Chippewa City was a turn of the century settlement on the north shore of Lake Superior near Grand Marais. The only building left from the settlement is the Saint Francis Xavier Catholic Church (also known as the Chippewa City Church), built in 1895. There’s a cemetery, too, of course. It’s located about one-eighth of a mile north of the church on a pretty little dirt road.
When a member of the community died, their coffin would lay in the church until the service. Afterward, the casket would be carried or driven to the cemetery. The church bell would ring from the time the body left the church until the burial was done. Many in the community still feel sadness when they hear the bells ring.
On the east side of the road is the old cemetery. It’s about half of an acre of land acquired in 1892 for the people of Chippewa City to be buried. A large, white cross was planted in the center of the cemetery. Burial sites were marked with headstones, wooden crosses, or stones. Some had white fences around the graves, while others had the traditional wooden crypts over them.
In 1958, a troop of local Boy Scouts took up cleaning the church grounds and cemetery. In the process, many of the wooden crypts, fences, and markers were “inadvertently disposed of.” That left many families unsure of where their loved ones were buried.
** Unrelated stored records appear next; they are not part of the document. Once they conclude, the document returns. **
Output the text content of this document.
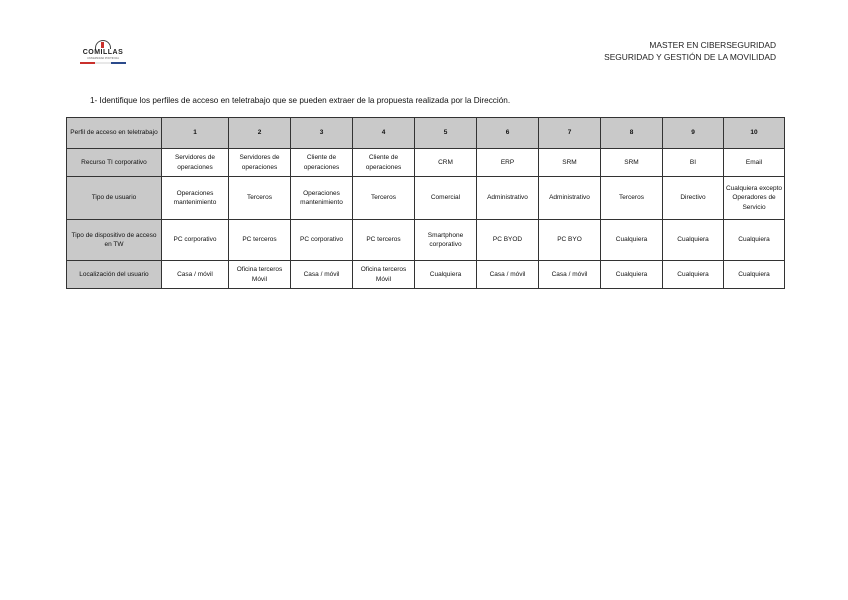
COMILLAS
UNIVERSIDAD PONTIFICIA
MASTER EN CIBERSEGURIDAD
SEGURIDAD Y GESTIÓN DE LA MOVILIDAD
1- Identifique los perfiles de acceso en teletrabajo que se pueden extraer de la propuesta realizada por la Dirección.
Perfil de acceso en teletrabajo	1	2	3	4	5	6	7	8	9	10
Recurso TI corporativo	Servidores de operaciones	Servidores de operaciones	Cliente de operaciones	Cliente de operaciones	CRM	ERP	SRM	SRM	BI	Email
Tipo de usuario	Operaciones mantenimiento	Terceros	Operaciones mantenimiento	Terceros	Comercial	Administrativo	Administrativo	Terceros	Directivo	Cualquiera excepto Operadores de Servicio
Tipo de dispositivo de acceso en TW	PC corporativo	PC terceros	PC corporativo	PC terceros	Smartphone corporativo	PC BYOD	PC BYO	Cualquiera	Cualquiera	Cualquiera
Localización del usuario	Casa / móvil	Oficina terceros Móvil	Casa / móvil	Oficina terceros Móvil	Cualquiera	Casa / móvil	Casa / móvil	Cualquiera	Cualquiera	Cualquiera
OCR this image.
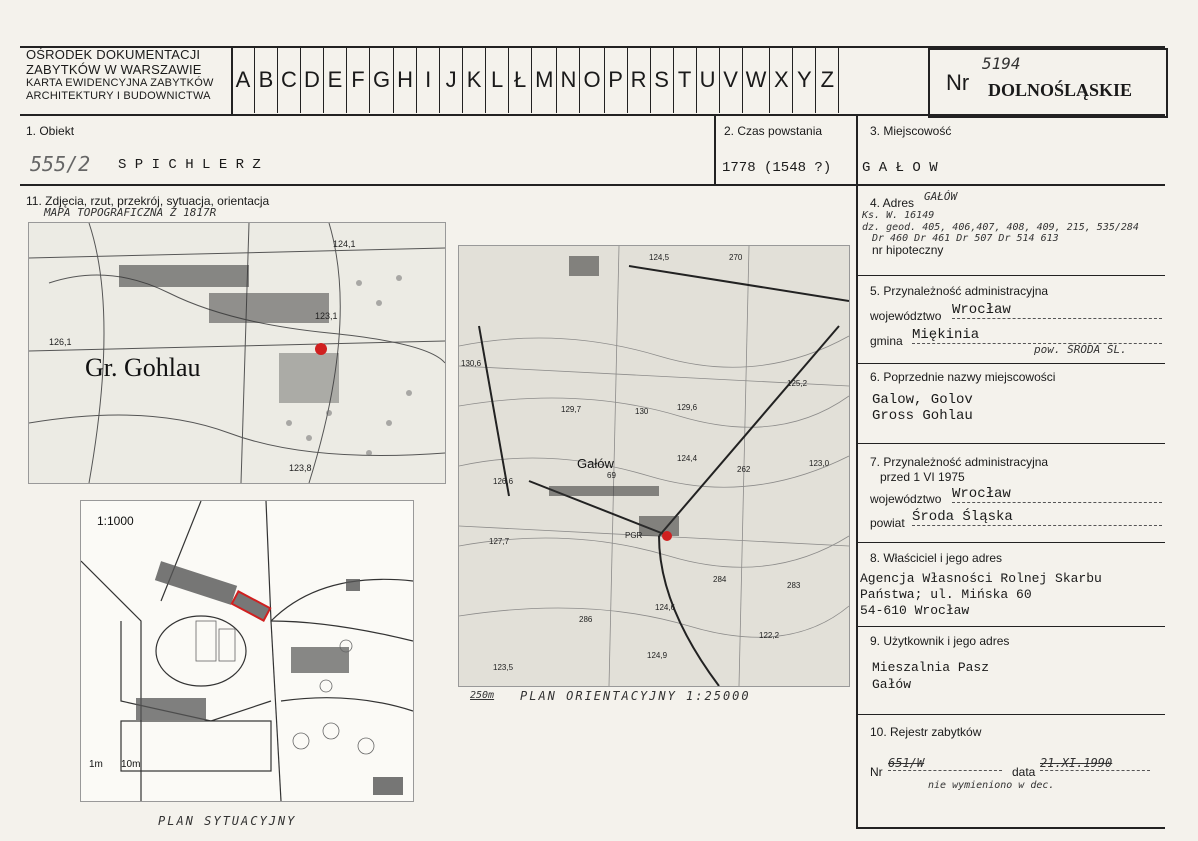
OŚRODEK DOKUMENTACJI
ZABYTKÓW W WARSZAWIE
KARTA EWIDENCYJNA ZABYTKÓW
ARCHITEKTURY I BUDOWNICTWA
A B C D E F G H I J K L Ł M N O P R S T U V W X Y Z	Nr
5194
DOLNOŚLĄSKIE
1. Obiekt
555/2 S P I C H L E R Z
2. Czas powstania
1778 (1548 ?)
3. Miejscowość
G A Ł O W
11. Zdjęcia, rzut, przekrój, sytuacja, orientacja
MAPA TOPOGRAFICZNA Z 1817R
Gr. Gohlau
124,1
126,1
123,1
123,8	Gałów
124,5	270
130,6
125,2
129,7	130	129,6
124,4
262
126,6
69
127,7
PGR
284
124,6
286
283
122,2
123,5
124,9
123,0
250m PLAN ORIENTACYJNY 1:25000
1:1000
1m 10m
PLAN SYTUACYJNY
4. Adres GAŁÓW
Ks. W. 16149
dz. geod. 405, 406,407, 408, 409, 215, 535/284
Dr 460 Dr 461 Dr 507 Dr 514 613
nr hipoteczny
5. Przynależność administracyjna
województwo Wrocław
gmina Miękinia
pow. ŚRODA ŚL.
6. Poprzednie nazwy miejscowości
Galow, Golov
Gross Gohlau
7. Przynależność administracyjna
przed 1 VI 1975
województwo Wrocław
powiat Środa Śląska
8. Właściciel i jego adres
Agencja Własności Rolnej Skarbu
Państwa; ul. Mińska 60
54-610 Wrocław
9. Użytkownik i jego adres
Mieszalnia Pasz
Gałów
10. Rejestr zabytków
Nr
651/W
data
21.XI.1990
nie wymieniono w dec.
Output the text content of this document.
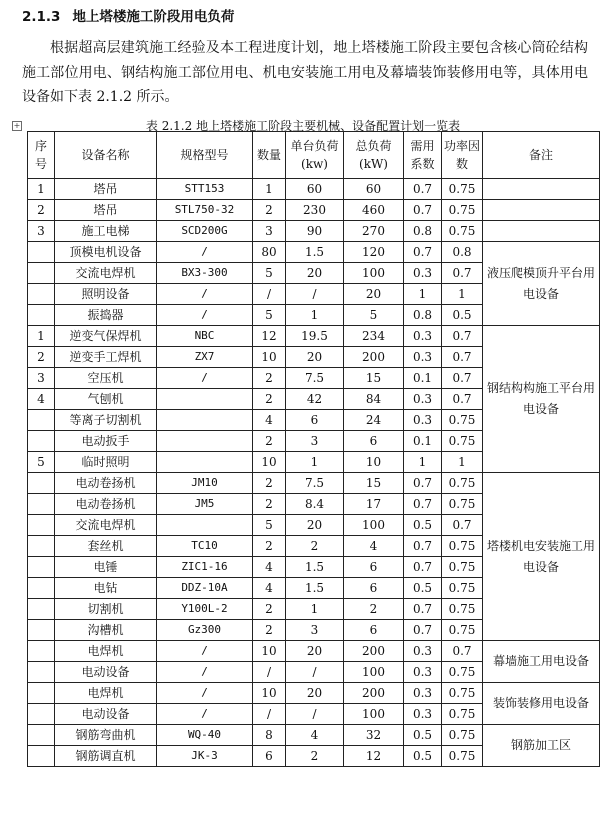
2.1.3 地上塔楼施工阶段用电负荷
根据超高层建筑施工经验及本工程进度计划，地上塔楼施工阶段主要包含核心筒砼结构施工部位用电、钢结构施工部位用电、机电安装施工用电及幕墙装饰装修用电等，具体用电设备如下表 2.1.2 所示。
+	表 2.1.2 地上塔楼施工阶段主要机械、设备配置计划一览表
序号	设备名称	规格型号	数量	单台负荷(kw)	总负荷(kW)	需用系数	功率因数	备注
1	塔吊	STT153	1	60	60	0.7	0.75	
2	塔吊	STL750-32	2	230	460	0.7	0.75	
3	施工电梯	SCD200G	3	90	270	0.8	0.75	
	顶模电机设备	/	80	1.5	120	0.7	0.8	液压爬模顶升平台用电设备
	交流电焊机	BX3-300	5	20	100	0.3	0.7	
	照明设备	/	/	/	20	1	1	
	振捣器	/	5	1	5	0.8	0.5	
1	逆变气保焊机	NBC	12	19.5	234	0.3	0.7	钢结构构施工平台用电设备
2	逆变手工焊机	ZX7	10	20	200	0.3	0.7	
3	空压机	/	2	7.5	15	0.1	0.7	
4	气刨机		2	42	84	0.3	0.7	
	等离子切割机		4	6	24	0.3	0.75	
	电动扳手		2	3	6	0.1	0.75	
5	临时照明		10	1	10	1	1	
	电动卷扬机	JM10	2	7.5	15	0.7	0.75	塔楼机电安装施工用电设备
	电动卷扬机	JM5	2	8.4	17	0.7	0.75	
	交流电焊机		5	20	100	0.5	0.7	
	套丝机	TC10	2	2	4	0.7	0.75	
	电锤	ZIC1-16	4	1.5	6	0.7	0.75	
	电钻	DDZ-10A	4	1.5	6	0.5	0.75	
	切割机	Y100L-2	2	1	2	0.7	0.75	
	沟槽机	Gz300	2	3	6	0.7	0.75	
	电焊机	/	10	20	200	0.3	0.7	幕墙施工用电设备
	电动设备	/	/	/	100	0.3	0.75	
	电焊机	/	10	20	200	0.3	0.75	装饰装修用电设备
	电动设备	/	/	/	100	0.3	0.75	
	钢筋弯曲机	WQ-40	8	4	32	0.5	0.75	钢筋加工区
	钢筋调直机	JK-3	6	2	12	0.5	0.75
Only a handful of stone grave markers remain.
You’ll find the grave of Frank Wishcop, a veteran and builder of the Saint Francis Xavier Church. His brother Joseph — also a veteran– and sister Gertrude are buried nearby. Gertrude’s grave marker is made of concrete and has her name and dates lovingly handwritten in the cement. You’ll also find members of the Beargrease and LeSage families, among others.
By 1926, the old Chippewa City Cemetery was full. A new plot of land just across the narrow dirt road was donated for a new cemetery. Most graves have stone headstones, some covered with moss and lichens, ensuring future generations will know where they lay.
You’ll find many of the same names on this side of the road as on the other, along with some new ones. There are Zimmermans, Paros, Drouillards, and plenty others that show that the community thrived for generations.
You’ll also find the Morrisons, including George. George Morrison was an esteemed contemporary artist (and one of my forever favorites.) George was born in Chippewa City in 1919. His work has been shown at the Smithsonian Museum and is in the permanent collections of the Whitney Museum of American Art in New York, the Plains Museum in Fargo, the Heard Museum in Phoenix, Mia in Minneapolis, along with the Minnesota Museum of Art and the Minnesota Historical Society in St. Paul, to name a few.
Today, the new cemetery is still used by descendants of the Chippewa City and Grand Marais Chippewa families.